2. We used species distribution models to identify factors related to a prominent illegal activity, wildlife poisoning, and to produce detailed, spatially explicit maps of the risk of occurrence in NW Spain. We alleviated the constraints of imperfect information and occurrence of absences by using presence-only methods, that is, maximum entropy modelling (MaxEnt). To our knowledge, this is the first time that this method has been used in the context of illegal activities affecting wildlife.

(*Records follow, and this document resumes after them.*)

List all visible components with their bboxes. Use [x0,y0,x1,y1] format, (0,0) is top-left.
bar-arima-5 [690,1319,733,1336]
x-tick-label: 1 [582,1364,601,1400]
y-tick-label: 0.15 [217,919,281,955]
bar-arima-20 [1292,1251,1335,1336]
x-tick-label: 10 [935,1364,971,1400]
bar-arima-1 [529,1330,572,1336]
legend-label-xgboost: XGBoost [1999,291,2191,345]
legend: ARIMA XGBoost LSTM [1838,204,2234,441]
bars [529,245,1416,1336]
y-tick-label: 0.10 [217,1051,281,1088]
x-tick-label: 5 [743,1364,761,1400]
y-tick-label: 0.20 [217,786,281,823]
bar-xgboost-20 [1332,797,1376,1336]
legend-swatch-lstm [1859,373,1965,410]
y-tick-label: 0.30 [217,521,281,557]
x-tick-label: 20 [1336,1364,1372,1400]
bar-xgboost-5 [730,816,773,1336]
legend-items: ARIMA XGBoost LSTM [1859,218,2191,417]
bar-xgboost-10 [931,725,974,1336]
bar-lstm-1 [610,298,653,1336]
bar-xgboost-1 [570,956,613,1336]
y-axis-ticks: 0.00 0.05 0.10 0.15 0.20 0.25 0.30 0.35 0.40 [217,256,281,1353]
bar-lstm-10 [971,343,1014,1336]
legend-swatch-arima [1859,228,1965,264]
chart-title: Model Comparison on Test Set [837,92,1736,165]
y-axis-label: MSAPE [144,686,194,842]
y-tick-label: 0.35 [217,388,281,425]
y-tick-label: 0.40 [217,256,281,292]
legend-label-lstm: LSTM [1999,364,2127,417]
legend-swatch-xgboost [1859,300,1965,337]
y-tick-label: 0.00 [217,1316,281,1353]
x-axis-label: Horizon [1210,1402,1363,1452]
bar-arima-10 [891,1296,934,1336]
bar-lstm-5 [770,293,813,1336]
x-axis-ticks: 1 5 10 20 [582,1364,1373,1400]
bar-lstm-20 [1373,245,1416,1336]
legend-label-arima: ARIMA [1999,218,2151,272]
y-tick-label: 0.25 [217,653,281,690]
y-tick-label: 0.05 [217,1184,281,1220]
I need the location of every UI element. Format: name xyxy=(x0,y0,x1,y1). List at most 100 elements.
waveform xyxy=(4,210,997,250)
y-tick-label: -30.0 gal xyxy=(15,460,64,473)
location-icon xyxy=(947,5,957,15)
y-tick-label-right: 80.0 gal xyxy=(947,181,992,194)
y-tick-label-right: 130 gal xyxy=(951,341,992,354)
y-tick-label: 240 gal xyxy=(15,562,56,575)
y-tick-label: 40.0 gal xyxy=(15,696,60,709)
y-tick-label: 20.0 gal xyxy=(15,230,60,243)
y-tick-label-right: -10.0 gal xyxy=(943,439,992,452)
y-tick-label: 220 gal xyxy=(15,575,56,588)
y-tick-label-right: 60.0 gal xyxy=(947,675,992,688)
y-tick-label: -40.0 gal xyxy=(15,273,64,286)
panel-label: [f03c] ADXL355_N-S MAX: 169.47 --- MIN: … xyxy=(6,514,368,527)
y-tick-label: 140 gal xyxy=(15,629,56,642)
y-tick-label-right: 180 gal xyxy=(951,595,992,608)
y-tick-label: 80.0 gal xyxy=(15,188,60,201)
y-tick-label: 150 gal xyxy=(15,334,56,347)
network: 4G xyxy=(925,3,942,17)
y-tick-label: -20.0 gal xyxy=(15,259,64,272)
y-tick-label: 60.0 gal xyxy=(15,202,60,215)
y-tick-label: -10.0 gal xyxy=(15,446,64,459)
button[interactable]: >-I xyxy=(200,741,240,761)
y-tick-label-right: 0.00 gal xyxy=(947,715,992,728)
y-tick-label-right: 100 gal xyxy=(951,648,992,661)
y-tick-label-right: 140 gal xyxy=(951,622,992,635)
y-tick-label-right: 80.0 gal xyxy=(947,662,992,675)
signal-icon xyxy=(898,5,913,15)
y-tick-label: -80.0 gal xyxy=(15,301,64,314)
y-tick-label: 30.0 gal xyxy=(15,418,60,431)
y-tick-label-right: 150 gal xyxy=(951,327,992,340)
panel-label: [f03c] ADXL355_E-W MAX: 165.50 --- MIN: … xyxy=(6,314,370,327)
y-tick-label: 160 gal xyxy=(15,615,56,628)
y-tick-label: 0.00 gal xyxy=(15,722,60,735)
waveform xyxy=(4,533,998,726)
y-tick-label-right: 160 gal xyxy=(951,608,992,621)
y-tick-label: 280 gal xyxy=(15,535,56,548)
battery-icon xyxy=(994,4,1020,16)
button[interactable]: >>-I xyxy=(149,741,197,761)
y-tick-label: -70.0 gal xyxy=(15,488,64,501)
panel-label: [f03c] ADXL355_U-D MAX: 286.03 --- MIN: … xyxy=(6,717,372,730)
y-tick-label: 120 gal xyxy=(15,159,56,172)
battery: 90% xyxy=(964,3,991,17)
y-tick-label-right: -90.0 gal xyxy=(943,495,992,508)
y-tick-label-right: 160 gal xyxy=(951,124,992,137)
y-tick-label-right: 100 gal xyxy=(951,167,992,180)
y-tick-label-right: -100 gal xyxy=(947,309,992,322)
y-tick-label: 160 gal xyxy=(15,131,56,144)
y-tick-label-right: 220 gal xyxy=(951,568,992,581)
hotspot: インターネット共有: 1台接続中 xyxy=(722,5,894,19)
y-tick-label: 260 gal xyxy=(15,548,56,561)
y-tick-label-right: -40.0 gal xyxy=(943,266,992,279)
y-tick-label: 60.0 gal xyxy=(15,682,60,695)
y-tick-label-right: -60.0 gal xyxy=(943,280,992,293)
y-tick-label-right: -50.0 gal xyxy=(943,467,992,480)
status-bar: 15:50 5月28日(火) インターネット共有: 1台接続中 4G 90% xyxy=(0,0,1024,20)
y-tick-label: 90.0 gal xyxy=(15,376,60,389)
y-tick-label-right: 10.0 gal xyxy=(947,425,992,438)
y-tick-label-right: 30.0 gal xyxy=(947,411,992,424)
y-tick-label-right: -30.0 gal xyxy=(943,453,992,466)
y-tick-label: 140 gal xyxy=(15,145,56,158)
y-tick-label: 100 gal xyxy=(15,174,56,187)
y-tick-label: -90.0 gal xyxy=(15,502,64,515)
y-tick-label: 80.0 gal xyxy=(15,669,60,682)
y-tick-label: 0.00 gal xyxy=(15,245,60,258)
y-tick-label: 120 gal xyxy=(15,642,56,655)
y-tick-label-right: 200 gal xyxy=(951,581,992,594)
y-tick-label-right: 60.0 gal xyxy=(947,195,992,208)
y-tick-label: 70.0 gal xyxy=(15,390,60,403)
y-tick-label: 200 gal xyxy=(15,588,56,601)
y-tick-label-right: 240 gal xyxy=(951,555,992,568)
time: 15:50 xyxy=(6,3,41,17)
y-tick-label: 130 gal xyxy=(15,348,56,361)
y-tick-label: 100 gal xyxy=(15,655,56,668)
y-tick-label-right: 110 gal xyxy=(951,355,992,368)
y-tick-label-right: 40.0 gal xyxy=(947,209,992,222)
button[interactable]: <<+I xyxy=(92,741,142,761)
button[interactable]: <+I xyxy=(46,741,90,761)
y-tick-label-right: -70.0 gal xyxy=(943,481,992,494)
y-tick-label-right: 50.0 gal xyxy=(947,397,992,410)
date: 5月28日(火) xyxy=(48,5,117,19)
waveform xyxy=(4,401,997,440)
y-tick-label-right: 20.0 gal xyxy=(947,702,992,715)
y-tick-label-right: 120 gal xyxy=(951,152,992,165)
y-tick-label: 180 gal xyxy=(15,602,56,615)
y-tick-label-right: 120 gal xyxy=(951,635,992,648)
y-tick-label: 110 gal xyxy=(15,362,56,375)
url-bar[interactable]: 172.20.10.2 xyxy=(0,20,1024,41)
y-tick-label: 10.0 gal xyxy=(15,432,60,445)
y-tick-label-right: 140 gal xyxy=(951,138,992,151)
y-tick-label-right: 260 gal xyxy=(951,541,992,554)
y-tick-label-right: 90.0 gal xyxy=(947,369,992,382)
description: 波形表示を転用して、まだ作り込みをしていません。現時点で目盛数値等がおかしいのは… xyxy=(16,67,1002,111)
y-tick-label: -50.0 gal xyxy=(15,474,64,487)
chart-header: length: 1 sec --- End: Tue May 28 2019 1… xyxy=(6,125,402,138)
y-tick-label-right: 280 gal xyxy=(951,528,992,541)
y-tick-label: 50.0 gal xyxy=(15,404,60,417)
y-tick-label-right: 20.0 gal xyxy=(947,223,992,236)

3. A total of 112 poisoning events involving 228 individuals of 25 different species were reported in the study area from 2000 to 2010. Most of the reported deaths (90·8%) were birds of prey (52·6%) and mammalian carnivores (38·2%), of which 95·2% were scavengers. Illegal poisoning affected eleven species classified as endangered at national and/or global level.
4. Our models highlighted the perceived risk of livestock predation by wolves Canis lupus, although not by bears Ursus arctos, as a major motivation for poisoning. The existence of protected areas was positively correlated to this illegal practice, while socioeconomic factors had less influence on predicting its occurrence. Over 56% of the study area was predicted to be under risk of illegal poisoning.
5. Synthesis and applications. We demonstrate a new use for presence-only models, illustrated using MaxEnt, to assist conservation managers dealing with illegal activities. This approach allows the main causes of an illegal practice to be identified and generates spatially explicit risk maps. Managers can take advantage of this modelling approach to allocate the scarce resources available in conservation to key sectors and locations. In our study system, actions against illegal poisoning should aim to resolve the potential conflict existing between cattle-farming and wolves, especially in protected areas.